History: The term originated with the 1940s Universal films “Abbott & Costello meet Frankenstein,” (1948), “Abbott & Costello meet the Mummy,” (1955), etc. It meant a movie that combines iconic characters of different genres. The definition would expand to include combining plots of different movies—so much so that meets was satirized in the movie “The Player” (1992) by characters pitching movie ideas such as “’Out of Africa’ meets ‘Pretty Woman’” and “’Ghost’ meets ‘The Manchurian Candidate.’” 

Richard KielAn early example is the “The Spy Who Loved Me” (1977), a movie that has been described as “’From  Russia With Love’ meets ‘Silver Streak.’” In “Silver Streak” (1976), Gene Wilder becomes entangled with criminals while traveling from Los Angeles to Chicago to attend his sister’s wedding. Attempts to kill Wilder cause him to eject from the speeding train three times only to surprise the criminals by reappearing. In one scene, Wilder is pursued by thug Richard Kiel to the top of the train, where Wilder kills Kiel with a spear gun, then is carried off the train by an overhanging signal pole. In “The Spy Who Loved Me,” Kiel again is a thug, this time pursuing James Bond. However, it is Kiel, not Bond, who is repeatedly presumed dispatched—first by being buried in a crashed van, next by being thrown from a speeding train, and finally by crashing through the roof of house in a car—only to reappear to the surprise of Bond.  
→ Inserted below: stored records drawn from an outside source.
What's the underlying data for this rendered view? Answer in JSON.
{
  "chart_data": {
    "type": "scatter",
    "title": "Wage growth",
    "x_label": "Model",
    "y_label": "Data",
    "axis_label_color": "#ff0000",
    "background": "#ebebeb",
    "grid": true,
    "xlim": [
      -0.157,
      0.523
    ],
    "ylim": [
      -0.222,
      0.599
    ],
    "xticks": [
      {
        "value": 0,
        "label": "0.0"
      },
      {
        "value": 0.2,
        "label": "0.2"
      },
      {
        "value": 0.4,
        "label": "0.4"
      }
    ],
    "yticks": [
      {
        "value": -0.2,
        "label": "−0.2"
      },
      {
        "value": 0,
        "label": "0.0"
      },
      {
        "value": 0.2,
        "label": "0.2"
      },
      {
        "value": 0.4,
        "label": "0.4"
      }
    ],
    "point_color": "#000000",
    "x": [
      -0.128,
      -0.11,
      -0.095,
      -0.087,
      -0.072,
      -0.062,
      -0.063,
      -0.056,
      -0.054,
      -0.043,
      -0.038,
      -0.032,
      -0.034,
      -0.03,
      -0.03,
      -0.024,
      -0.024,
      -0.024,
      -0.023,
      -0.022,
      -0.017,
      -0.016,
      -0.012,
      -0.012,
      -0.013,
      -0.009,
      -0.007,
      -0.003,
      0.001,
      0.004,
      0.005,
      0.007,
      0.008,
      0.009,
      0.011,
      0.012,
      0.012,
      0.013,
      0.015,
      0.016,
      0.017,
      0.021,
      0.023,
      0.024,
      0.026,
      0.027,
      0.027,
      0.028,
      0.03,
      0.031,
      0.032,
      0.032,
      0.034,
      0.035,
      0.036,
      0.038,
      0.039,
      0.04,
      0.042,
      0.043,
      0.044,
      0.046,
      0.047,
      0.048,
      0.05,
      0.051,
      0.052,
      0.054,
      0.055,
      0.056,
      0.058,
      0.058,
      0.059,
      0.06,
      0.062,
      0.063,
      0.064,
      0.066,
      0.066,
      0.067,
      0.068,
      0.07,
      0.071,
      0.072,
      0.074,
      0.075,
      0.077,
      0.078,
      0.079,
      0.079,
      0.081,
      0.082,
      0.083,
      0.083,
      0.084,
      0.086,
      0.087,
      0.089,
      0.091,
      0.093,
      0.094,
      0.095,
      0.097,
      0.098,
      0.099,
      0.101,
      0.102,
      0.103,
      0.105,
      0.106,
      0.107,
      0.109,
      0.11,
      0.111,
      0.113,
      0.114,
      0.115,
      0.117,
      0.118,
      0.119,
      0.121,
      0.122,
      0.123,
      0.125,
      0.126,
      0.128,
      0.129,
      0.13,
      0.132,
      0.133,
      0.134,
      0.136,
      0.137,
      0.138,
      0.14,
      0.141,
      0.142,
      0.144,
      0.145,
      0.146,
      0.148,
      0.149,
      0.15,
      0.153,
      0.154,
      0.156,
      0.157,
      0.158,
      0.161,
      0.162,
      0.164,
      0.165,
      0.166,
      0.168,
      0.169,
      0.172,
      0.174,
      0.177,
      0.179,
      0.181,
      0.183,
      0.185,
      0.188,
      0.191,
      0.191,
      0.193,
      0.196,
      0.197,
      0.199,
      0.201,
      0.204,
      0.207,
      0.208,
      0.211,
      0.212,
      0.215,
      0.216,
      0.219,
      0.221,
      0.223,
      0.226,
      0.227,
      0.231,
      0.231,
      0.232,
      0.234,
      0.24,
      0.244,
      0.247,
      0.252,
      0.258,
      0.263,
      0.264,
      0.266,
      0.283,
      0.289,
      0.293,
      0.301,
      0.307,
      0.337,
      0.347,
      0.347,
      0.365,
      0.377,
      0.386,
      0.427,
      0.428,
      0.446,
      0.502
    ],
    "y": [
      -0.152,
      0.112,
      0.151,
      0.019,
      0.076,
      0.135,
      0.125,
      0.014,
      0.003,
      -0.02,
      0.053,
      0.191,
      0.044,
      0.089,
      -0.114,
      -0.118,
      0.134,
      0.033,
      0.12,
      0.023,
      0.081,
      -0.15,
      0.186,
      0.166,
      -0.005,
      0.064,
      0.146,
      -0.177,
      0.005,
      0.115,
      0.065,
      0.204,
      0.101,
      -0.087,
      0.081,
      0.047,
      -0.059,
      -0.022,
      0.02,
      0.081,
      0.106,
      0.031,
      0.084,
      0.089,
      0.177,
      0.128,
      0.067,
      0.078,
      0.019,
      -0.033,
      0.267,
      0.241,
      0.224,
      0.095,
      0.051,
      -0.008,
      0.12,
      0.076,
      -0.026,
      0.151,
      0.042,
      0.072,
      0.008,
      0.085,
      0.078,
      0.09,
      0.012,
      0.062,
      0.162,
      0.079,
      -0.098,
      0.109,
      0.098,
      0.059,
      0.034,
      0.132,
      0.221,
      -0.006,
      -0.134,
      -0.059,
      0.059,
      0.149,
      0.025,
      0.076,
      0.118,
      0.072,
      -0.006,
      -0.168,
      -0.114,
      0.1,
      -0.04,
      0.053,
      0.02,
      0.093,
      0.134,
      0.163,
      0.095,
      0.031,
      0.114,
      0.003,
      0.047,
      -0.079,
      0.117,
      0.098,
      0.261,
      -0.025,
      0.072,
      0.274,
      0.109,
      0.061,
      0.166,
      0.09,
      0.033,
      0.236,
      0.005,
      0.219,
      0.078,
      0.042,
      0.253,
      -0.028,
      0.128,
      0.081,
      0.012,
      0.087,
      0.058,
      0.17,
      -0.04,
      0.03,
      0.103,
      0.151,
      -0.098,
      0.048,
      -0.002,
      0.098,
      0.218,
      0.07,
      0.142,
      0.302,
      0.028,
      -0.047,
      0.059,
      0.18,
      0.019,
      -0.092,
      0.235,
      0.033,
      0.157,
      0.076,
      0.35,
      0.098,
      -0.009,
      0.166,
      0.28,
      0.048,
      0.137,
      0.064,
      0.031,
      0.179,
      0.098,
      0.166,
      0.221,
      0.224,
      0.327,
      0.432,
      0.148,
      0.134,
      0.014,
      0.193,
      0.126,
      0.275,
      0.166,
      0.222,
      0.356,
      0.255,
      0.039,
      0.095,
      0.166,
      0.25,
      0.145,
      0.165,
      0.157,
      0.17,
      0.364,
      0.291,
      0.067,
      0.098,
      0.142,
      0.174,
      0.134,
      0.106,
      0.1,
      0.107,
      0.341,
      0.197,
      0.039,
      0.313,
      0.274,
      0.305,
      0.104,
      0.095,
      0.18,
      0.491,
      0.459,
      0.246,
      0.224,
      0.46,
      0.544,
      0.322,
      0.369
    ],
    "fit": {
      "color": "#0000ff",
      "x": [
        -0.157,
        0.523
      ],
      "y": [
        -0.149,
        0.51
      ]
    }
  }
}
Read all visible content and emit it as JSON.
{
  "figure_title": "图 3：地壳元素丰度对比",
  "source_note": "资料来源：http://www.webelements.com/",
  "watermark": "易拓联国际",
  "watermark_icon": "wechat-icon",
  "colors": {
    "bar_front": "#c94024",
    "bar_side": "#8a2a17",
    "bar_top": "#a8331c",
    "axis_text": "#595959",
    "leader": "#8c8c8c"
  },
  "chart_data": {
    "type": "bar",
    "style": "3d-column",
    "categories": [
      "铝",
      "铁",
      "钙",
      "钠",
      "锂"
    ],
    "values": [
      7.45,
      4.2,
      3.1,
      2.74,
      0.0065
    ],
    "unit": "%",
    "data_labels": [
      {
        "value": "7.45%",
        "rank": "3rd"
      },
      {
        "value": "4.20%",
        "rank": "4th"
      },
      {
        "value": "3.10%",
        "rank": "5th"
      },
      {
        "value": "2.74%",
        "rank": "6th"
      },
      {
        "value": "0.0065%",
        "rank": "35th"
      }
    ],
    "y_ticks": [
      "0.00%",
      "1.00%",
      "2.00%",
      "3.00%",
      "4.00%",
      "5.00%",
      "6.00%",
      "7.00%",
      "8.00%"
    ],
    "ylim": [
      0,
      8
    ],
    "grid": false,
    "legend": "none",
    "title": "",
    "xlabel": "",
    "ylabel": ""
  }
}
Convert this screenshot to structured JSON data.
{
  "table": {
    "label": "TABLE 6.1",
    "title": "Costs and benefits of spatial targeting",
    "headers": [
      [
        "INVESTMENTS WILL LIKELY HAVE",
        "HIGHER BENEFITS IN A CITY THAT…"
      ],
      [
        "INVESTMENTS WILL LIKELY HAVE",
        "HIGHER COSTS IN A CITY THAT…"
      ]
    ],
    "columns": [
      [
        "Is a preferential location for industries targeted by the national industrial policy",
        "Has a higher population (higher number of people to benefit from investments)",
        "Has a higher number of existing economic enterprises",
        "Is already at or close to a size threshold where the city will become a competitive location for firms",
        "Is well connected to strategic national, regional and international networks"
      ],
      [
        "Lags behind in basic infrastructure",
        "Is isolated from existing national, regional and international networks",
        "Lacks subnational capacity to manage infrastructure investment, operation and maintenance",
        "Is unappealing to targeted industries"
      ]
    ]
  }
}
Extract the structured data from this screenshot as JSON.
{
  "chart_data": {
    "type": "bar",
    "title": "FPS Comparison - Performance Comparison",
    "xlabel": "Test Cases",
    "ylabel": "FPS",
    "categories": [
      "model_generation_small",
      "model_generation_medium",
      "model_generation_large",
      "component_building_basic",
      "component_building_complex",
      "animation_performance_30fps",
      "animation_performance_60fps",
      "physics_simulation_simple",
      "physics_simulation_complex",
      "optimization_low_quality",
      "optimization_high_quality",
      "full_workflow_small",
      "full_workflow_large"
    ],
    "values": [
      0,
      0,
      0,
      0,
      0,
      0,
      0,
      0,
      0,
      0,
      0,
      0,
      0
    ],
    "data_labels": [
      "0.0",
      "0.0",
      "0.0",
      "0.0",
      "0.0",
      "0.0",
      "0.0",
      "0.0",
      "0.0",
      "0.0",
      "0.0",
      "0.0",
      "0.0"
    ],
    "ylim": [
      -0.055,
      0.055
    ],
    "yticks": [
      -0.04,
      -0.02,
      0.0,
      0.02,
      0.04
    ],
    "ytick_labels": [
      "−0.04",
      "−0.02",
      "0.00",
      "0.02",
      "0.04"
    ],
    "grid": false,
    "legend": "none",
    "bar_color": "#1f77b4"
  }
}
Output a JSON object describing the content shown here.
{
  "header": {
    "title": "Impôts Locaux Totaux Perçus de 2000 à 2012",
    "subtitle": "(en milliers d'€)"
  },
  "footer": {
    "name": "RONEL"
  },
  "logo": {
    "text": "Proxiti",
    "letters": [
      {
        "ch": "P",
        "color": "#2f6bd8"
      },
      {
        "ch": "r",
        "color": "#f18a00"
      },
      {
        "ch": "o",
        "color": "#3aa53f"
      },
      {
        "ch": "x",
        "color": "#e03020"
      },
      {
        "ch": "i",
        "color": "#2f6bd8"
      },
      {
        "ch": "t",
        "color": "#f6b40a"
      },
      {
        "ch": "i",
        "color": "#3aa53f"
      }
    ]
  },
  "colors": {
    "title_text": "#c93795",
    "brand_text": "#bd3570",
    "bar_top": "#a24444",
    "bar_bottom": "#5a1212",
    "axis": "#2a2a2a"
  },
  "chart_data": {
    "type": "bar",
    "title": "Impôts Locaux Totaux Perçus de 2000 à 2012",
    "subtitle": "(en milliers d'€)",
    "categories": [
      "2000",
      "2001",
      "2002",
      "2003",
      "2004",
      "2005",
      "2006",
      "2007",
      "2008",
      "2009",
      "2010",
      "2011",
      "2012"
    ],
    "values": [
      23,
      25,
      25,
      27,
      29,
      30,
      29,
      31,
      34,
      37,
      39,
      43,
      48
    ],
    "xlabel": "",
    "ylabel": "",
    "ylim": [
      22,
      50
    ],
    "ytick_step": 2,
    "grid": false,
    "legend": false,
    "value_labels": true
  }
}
A more recent meets film is “Identity” (2003), in which “And Then There Were None” (1945) meets “American Psycho” (2000). Here 10 people are stranded by a storm at a motel, where an unknown killer begins murdering them one by one. However, we finally learn that all 10 people are personalities in the mind of a lunatic suffering from dissociative identity disorder and that the killings were only a delusion.